Stiamo vivendo una serie di crisi connesse tra loro – ha proseguito l’arcivescovo Lorenzo – : la crisi ambientale, alimentare, economica e migratoria. La pandemia ha provocato lutti e altre crisi famigliari e personali. C’è stata una reazione positiva di tutto il mondo sanitario e della scienza e della ricerca che hanno portato al vaccino. Speriamo che questo limiti i danni, danni che però ci sono già stati: sono già migliaia i morti”.

Proprio in questo contesto, il Papa ci propone la cultura della cura, come impegno concreto: una cultura che ha la sua radice nella Rivelazione, nell’Antico Testamento – prosegue l’arcivescovo – (Dio dà ad Abramo il compito di custodire la Creazione e di custodirci gli uni gli altri) e che ha in Gesù il suo culmine: “Tutto il suo ministero è un prendersi cura dell’umanità”. Nella Bibbia ci sono o immagini forti e iconiche di questo stile di cura, come quella del Buon Pastore e del Samaritano. E la Chiesa ha provato, nei secoli, a seguire questi esempi nelle tante opere di misericordia che ha avviato: “Quanti ospedali, orfanotrofi, ospizi sono espressioni di questo prendersi cura”.

Una cultura (della cura) che si può declinare in quattro principi concreti, che fanno parte della Dottrina Sociale della Chiesa: la cura della persona come promozione della dignità e dei diritti della persona, la cura dei beni comuni (“Che dovrebbe essere l’ispirazione della vita economica, sociale e politica.
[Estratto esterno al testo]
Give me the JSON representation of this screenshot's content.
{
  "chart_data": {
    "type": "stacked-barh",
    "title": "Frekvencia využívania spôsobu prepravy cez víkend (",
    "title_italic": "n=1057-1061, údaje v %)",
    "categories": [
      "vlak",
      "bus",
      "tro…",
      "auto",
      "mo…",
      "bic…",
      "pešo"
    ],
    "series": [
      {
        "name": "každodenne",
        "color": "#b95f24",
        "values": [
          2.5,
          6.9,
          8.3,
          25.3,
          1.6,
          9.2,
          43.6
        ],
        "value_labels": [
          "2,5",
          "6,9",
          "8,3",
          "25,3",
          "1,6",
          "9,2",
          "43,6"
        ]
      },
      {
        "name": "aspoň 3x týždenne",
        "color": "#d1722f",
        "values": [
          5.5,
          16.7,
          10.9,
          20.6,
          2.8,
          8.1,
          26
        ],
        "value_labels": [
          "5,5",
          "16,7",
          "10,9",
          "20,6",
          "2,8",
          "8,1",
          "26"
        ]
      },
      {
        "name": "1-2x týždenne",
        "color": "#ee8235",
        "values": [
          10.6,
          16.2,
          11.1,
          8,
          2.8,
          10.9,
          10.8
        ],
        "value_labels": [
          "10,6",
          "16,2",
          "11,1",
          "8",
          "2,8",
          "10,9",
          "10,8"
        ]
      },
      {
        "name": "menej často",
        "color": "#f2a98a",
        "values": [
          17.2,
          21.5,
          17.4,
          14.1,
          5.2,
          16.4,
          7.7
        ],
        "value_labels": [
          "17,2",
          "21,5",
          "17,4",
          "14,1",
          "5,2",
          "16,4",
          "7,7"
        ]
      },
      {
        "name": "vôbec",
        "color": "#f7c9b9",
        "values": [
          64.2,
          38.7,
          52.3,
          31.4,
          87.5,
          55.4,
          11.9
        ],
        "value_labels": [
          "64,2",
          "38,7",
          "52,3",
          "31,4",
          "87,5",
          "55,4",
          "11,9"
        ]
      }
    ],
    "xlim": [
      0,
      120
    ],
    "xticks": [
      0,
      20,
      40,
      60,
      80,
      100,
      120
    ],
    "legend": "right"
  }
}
Anche in questo il Covid ci ha fatto capire quanto sia necessario il bene comune e che siamo tutti sulla stessa barca”), la solidarietà, con un’attenzione particolare a chi ha più bisogno e alla distribuzione dei beni, la salvaguardia del Creato, come un’altra faccia della medaglia “della tenerezza, compassione e preoccupazione per gli esseri umani”, scrive il Papa. Si tratta di quattro fondamenti che ci possono aiutare e soprattutto possono aiutare chi guida la nostra società, spiega l’arcivescovo, a trasformala, a renderla più solidale e più giusta. Tutti sono chiamati a questo compito “artigianale”, ma in particolare chi ha potere economico, politico, scientifico ma anche nel mondo della comunicazione e dell’educazione.
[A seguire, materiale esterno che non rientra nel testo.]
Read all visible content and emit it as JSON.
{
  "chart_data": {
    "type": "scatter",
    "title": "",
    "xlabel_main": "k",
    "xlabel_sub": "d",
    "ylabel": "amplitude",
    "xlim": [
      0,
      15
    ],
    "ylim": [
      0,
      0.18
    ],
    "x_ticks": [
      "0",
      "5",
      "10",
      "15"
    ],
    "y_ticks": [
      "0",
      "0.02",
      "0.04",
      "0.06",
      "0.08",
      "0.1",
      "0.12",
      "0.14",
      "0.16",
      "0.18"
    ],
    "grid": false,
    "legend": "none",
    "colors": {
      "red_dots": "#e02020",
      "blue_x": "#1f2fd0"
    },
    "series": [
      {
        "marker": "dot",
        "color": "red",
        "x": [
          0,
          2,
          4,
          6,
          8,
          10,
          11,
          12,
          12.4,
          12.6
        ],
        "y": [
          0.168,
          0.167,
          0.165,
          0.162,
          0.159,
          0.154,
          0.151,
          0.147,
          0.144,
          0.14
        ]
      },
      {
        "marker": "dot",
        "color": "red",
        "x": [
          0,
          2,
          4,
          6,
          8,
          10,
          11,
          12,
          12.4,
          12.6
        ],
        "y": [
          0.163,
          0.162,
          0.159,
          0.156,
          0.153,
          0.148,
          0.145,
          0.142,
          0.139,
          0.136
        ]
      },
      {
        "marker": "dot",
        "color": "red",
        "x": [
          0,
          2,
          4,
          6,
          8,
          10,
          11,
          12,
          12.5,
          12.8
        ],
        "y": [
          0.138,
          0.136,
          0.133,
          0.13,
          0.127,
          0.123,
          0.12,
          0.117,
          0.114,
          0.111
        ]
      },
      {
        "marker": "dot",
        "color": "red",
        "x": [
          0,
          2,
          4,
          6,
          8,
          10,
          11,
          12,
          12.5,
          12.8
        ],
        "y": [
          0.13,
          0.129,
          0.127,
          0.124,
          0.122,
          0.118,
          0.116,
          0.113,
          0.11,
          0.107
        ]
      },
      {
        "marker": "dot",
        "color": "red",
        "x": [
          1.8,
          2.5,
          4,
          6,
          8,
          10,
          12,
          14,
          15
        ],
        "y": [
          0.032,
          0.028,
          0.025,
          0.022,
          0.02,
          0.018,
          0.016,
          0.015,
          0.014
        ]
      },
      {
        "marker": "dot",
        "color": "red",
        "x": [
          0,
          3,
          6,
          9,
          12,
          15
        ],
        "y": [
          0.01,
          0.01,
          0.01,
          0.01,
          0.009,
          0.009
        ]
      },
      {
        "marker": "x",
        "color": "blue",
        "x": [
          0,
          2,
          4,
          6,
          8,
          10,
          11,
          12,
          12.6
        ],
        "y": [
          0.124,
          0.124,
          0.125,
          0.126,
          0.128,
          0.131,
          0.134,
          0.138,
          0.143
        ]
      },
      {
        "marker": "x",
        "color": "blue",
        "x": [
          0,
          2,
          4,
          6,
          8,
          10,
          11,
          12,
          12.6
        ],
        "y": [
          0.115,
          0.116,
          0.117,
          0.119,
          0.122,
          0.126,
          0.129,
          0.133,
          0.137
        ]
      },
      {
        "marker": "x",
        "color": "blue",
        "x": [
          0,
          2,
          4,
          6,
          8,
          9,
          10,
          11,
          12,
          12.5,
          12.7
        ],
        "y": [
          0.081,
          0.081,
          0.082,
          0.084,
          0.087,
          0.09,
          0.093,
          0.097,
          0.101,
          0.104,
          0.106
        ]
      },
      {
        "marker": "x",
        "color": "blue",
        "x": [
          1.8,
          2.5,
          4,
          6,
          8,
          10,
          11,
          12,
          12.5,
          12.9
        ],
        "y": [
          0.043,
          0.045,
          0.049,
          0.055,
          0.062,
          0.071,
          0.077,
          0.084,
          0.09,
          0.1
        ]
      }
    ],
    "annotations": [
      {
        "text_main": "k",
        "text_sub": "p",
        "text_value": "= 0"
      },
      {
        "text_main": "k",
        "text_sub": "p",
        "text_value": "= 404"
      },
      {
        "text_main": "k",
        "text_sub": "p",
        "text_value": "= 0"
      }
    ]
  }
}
La guerra è la negazione esplicita di tutto questo. E l’arcivescovo invoca: “almeno ci sia il rispetto del diritto umanitario in questi casi”. E rilancia la proposta del Papa di istituire, con un parte del denaro speso negli armamenti, un fondo per eliminare la fame nel mondo: “Non è un sogno, non è un’utopia, basterebbe una piccola parte di quanto le nazioni investono nelle armi”. Occorre però ripartire dalle famiglie, dalle scuole e dalle università, dalle comunicazioni sociali e dalle religioni. La pace è un lavoro artigianale, come scrive il Papa e come tale nasce dal basso, dal lavoro di tutti noi.